McGillivray was forced to sell his valuable art collection, but his talents had not gone unnoticed in London and his career continued to prosper. In 1829, Simon was chosen by the United Mexican Mining Association of London to go to Mexico to help reorganise the administration of the company's silver mines. In 1835, he was back in London, becoming a co-owner of the Morning Chronicle and London Advertiser. A Freemason in London, from 1822 he held the position of Provincial Grand Master of Upper Canada, a position he held until his death. In 1838, he was elected a Fellow of the Royal Society.
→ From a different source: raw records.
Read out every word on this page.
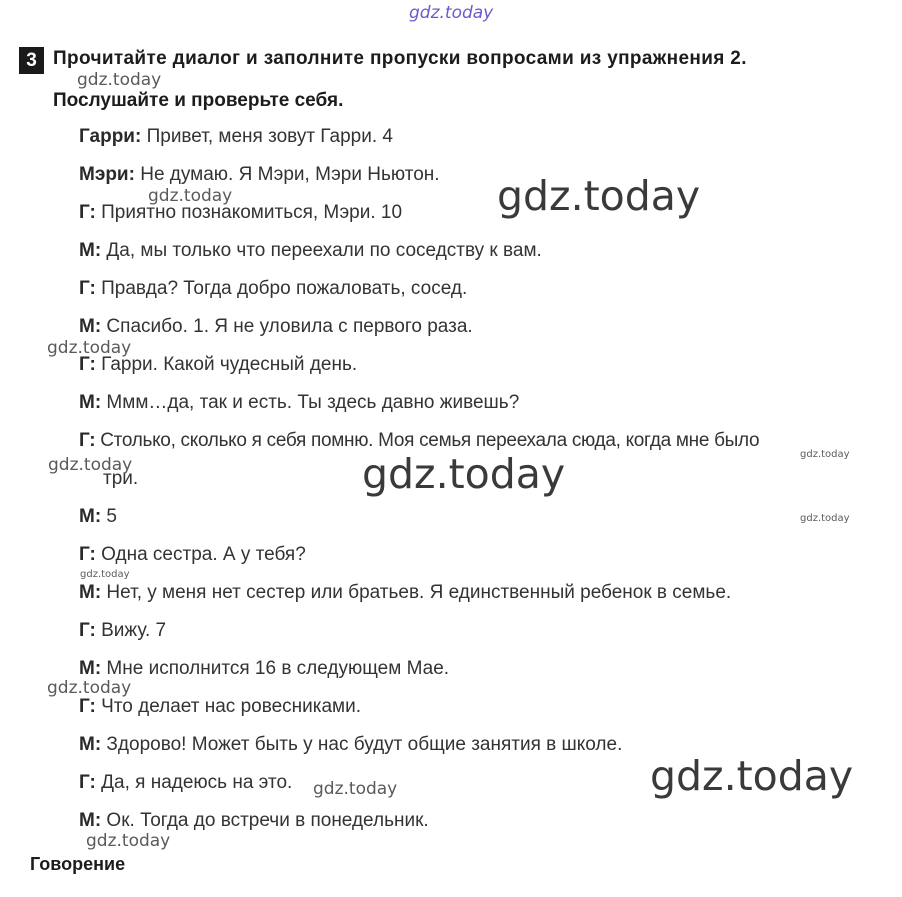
gdz.today
3 Прочитайте диалог и заполните пропуски вопросами из упражнения 2.
Послушайте и проверьте себя.
Гарри: Привет, меня зовут Гарри. 4
Мэри: Не думаю. Я Мэри, Мэри Ньютон.
Г: Приятно познакомиться, Мэри. 10
М: Да, мы только что переехали по соседству к вам.
Г: Правда? Тогда добро пожаловать, сосед.
М: Спасибо. 1. Я не уловила с первого раза.
Г: Гарри. Какой чудесный день.
М: Ммм…да, так и есть. Ты здесь давно живешь?
Г: Столько, сколько я себя помню. Моя семья переехала сюда, когда мне было
три.
М: 5
Г: Одна сестра. А у тебя?
М: Нет, у меня нет сестер или братьев. Я единственный ребенок в семье.
Г: Вижу. 7
М: Мне исполнится 16 в следующем Мае.
Г: Что делает нас ровесниками.
М: Здорово! Может быть у нас будут общие занятия в школе.
Г: Да, я надеюсь на это.
М: Ок. Тогда до встречи в понедельник.
Говорение
gdz.today
gdz.today	gdz.today
gdz.today
gdz.today	gdz.today	gdz.today
gdz.today
gdz.today
gdz.today
gdz.today
gdz.today
gdz.today
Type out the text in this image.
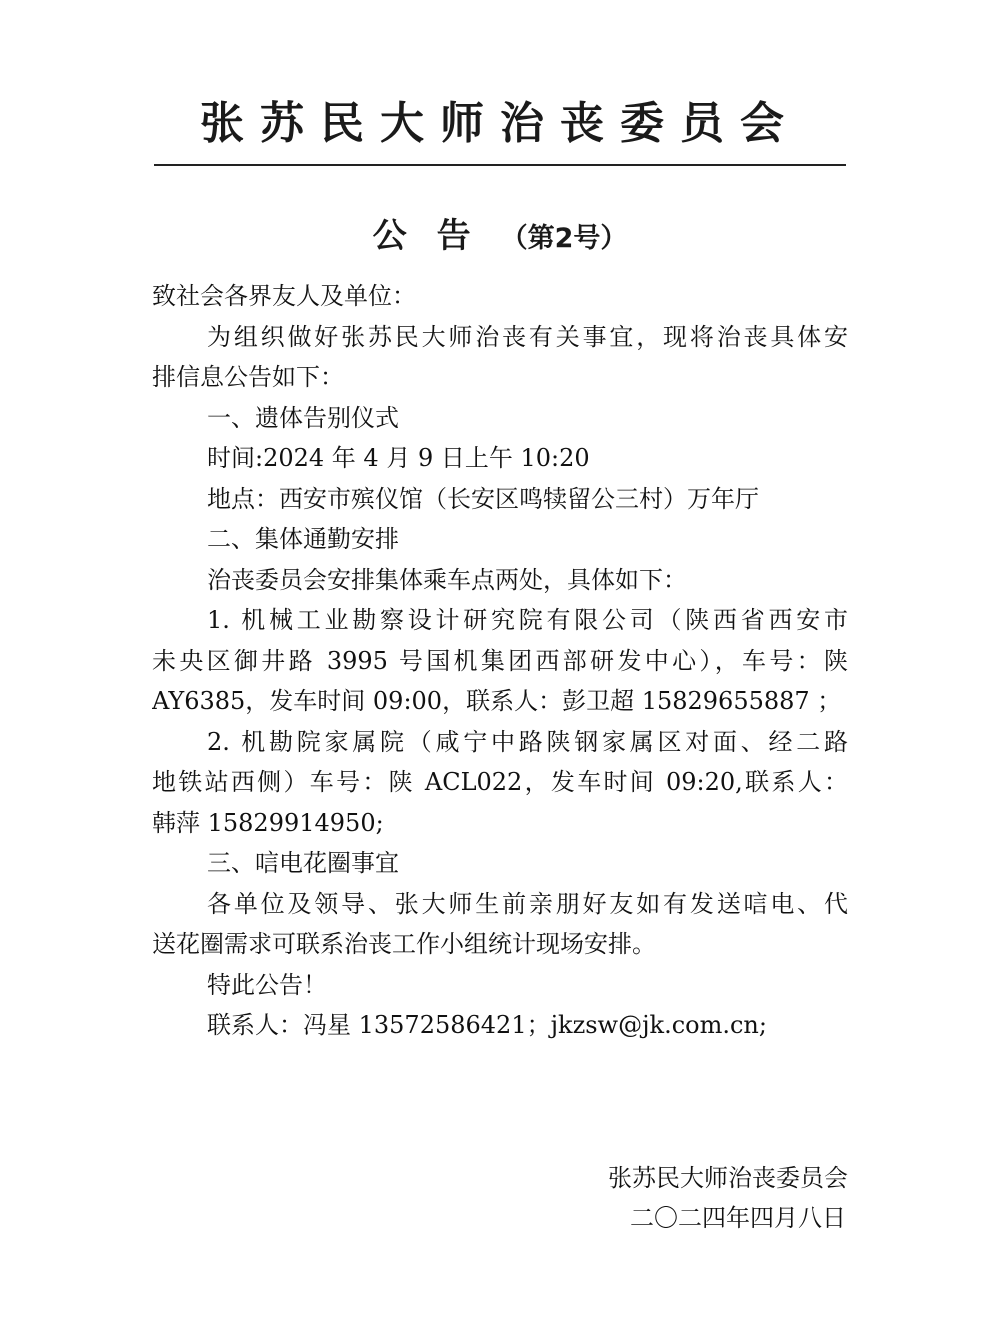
张苏民大师治丧委员会
公告（第2号）
致社会各界友人及单位：
为组织做好张苏民大师治丧有关事宜，现将治丧具体安
排信息公告如下：
一、遗体告别仪式
时间:2024 年 4 月 9 日上午 10:20
地点：西安市殡仪馆（长安区鸣犊留公三村）万年厅
二、集体通勤安排
治丧委员会安排集体乘车点两处，具体如下：
1. 机械工业勘察设计研究院有限公司（陕西省西安市
未央区御井路 3995 号国机集团西部研发中心），车号：陕
AY6385，发车时间 09:00，联系人：彭卫超 15829655887 ；
2. 机勘院家属院（咸宁中路陕钢家属区对面、经二路
地铁站西侧）车号：陕 ACL022，发车时间 09:20,联系人：
韩萍 15829914950;
三、唁电花圈事宜
各单位及领导、张大师生前亲朋好友如有发送唁电、代
送花圈需求可联系治丧工作小组统计现场安排。
特此公告！
联系人：冯星 13572586421；jkzsw@jk.com.cn;
张苏民大师治丧委员会
二〇二四年四月八日
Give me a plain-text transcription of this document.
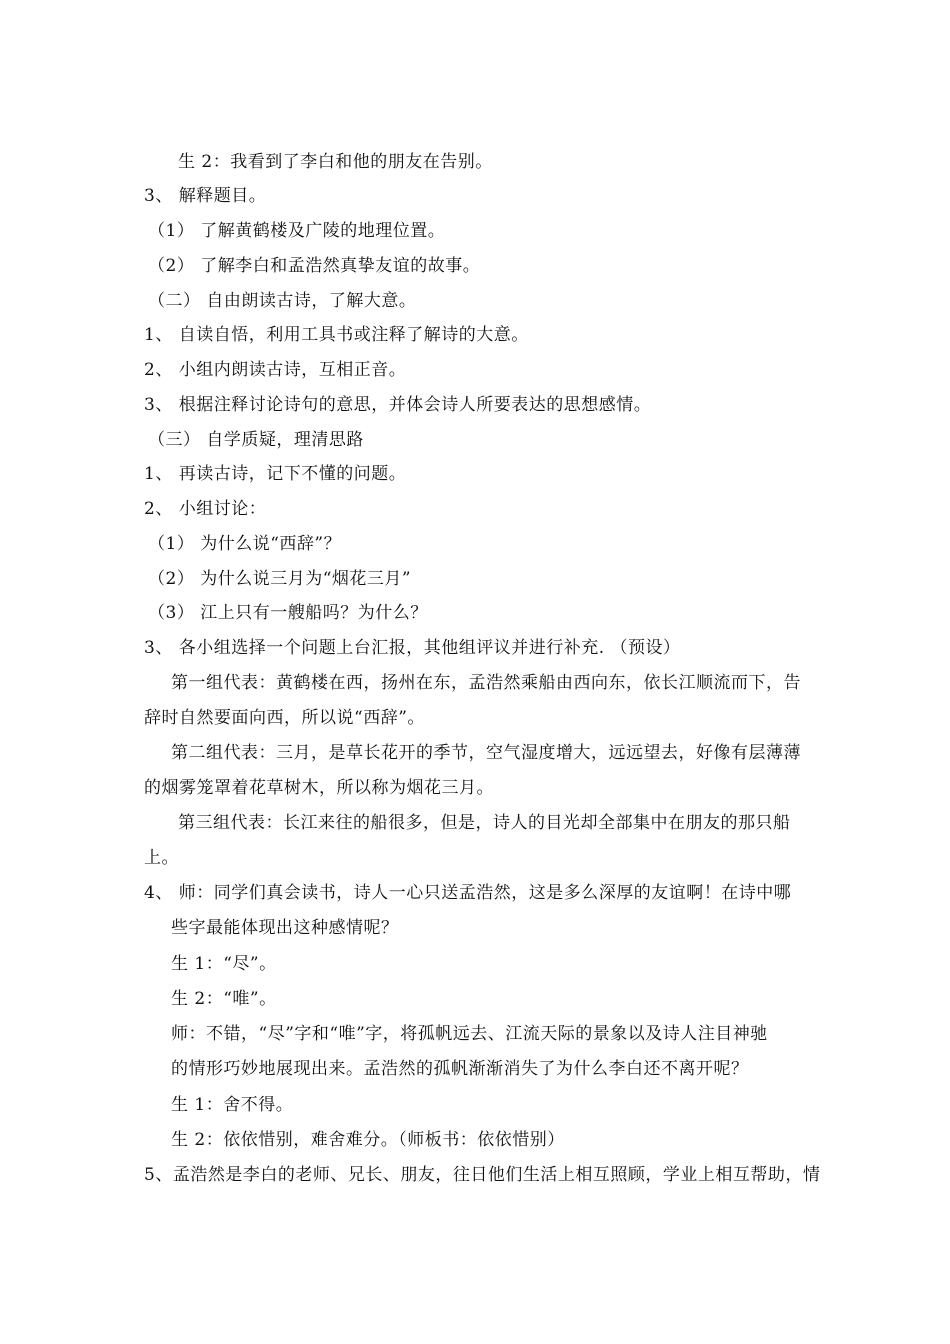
生 2：我看到了李白和他的朋友在告别。
3、 解释题目。
（1） 了解黄鹤楼及广陵的地理位置。
（2） 了解李白和孟浩然真挚友谊的故事。
（二） 自由朗读古诗，了解大意。
1、 自读自悟，利用工具书或注释了解诗的大意。
2、 小组内朗读古诗，互相正音。
3、 根据注释讨论诗句的意思，并体会诗人所要表达的思想感情。
（三） 自学质疑，理清思路
1、 再读古诗，记下不懂的问题。
2、 小组讨论：
（1） 为什么说“西辞”？
（2） 为什么说三月为“烟花三月”
（3） 江上只有一艘船吗？为什么？
3、 各小组选择一个问题上台汇报，其他组评议并进行补充. （预设）
第一组代表：黄鹤楼在西，扬州在东，孟浩然乘船由西向东，依长江顺流而下，告
辞时自然要面向西，所以说“西辞”。
第二组代表：三月，是草长花开的季节，空气湿度增大，远远望去，好像有层薄薄
的烟雾笼罩着花草树木，所以称为烟花三月。
第三组代表：长江来往的船很多，但是，诗人的目光却全部集中在朋友的那只船
上。
4、 师：同学们真会读书，诗人一心只送孟浩然，这是多么深厚的友谊啊！在诗中哪
些字最能体现出这种感情呢？
生 1：“尽”。
生 2：“唯”。
师：不错，“尽”字和“唯”字，将孤帆远去、江流天际的景象以及诗人注目神驰
的情形巧妙地展现出来。孟浩然的孤帆渐渐消失了为什么李白还不离开呢？
生 1：舍不得。
生 2：依依惜别，难舍难分。（师板书：依依惜别）
5、孟浩然是李白的老师、兄长、朋友，往日他们生活上相互照顾，学业上相互帮助，情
In 1837, at London, he married Anne Easthope (1808–1869), the eldest daughter of his business partner Sir John Easthope, 1st Bt., M.P., of Firgrove, Surrey, by his first wife, Ann, daughter of Jacob Stokes, of Leopard House, Worcestershire. The McGillivrays kept two houses. Their London home was at 13 Salisbury Street, The Strand, and they also kept a residence on Dartmouth Row, Blackheath, which was then in Kent. Simon was the godfather of John Auldjo. The McGillivrays were the parents of two daughters, and they were survived by one.

- Mary Louisa McGillivray (1840–1897), married Rear-Admiral Richard Dawkins (1828–1896), of Stoke Gabriel, Devon. They were the parents of five children, including Richard MacGillivray Dawkins.